When I started out in PR a few decades ago it was a very young industry and only the bigger or braver companies had PR teams or engaged agencies. Reputation and growing awareness around brands was just as important as it is today but with global communication being much slower, the whole pace of life was slower. Then, when you launched a product you held a big launch event, issued press releases and press packs with hard copies of photos and all press releases were sent via snail mail. Inevitably one of the busiest departments in the PR agency was the mailroom – now a redundant area! But in some ways it was hugely fun and challenging – you often met up with journalists to brief them, or my favourite, which was very pioneering at the time, was when we visited the magazine houses and took Covent Garden Soup cartons round each food journalist. Naturally we were very popular at lunchtime but it really encouraged sampling and we got some great press coverage. After any event you waited nervously for days, or even weeks to see what coverage came through via the media monitoring and chased the press to see if the launch was a success.

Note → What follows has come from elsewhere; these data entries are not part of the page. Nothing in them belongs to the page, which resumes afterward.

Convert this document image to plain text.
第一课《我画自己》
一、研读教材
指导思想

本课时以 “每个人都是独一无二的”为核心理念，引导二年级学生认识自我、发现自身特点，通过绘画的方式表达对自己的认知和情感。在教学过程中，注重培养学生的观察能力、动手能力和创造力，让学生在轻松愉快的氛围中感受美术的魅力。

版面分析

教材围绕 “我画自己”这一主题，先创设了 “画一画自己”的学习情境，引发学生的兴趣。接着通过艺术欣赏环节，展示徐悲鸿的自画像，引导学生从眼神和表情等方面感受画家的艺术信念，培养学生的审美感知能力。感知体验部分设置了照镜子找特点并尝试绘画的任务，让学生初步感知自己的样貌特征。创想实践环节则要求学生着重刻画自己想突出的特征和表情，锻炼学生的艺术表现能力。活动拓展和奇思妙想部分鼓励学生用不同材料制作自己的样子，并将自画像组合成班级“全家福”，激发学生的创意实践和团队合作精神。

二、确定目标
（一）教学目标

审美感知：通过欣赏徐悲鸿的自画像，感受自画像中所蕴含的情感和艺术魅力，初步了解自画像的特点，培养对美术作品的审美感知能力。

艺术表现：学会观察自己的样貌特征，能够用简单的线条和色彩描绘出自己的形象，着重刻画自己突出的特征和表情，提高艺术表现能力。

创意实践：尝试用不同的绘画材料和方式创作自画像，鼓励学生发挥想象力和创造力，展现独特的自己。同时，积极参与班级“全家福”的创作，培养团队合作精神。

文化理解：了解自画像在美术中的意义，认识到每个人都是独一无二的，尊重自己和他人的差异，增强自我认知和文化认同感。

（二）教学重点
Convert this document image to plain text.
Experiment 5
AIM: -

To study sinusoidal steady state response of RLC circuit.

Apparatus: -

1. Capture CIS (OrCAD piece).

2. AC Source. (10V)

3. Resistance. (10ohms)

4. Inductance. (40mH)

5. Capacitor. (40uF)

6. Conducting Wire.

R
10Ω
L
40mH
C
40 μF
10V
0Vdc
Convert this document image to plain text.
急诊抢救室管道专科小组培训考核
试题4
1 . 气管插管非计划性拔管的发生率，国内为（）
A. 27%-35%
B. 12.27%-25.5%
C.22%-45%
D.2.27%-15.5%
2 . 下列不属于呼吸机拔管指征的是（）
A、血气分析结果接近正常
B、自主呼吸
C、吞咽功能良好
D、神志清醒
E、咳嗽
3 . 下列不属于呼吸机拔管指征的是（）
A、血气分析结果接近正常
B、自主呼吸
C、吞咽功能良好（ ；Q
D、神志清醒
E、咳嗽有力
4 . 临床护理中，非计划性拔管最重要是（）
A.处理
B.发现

Nowadays we email, text or ring the press to contact them and sadly in consumer PR rarely get to meet the people we may depend on to publicise our clients and brands. Who would have thought back in the early days that such a thing as social media would even exist and we’d be attached to our phones trying desperately to influence consumers with the latest food product, drink or gadget.
In many ways doing PR now is easier with so many tools to hand but equally it is more complicated and varied. Most notably the pace at how brands rise or fall is has changed. But at the very heart of it communication is still the same – we still strive to tell a story about a company, a brand, an idea or a product. And of course storytelling goes back not decades but centuries so perhaps PR is rather an old industry.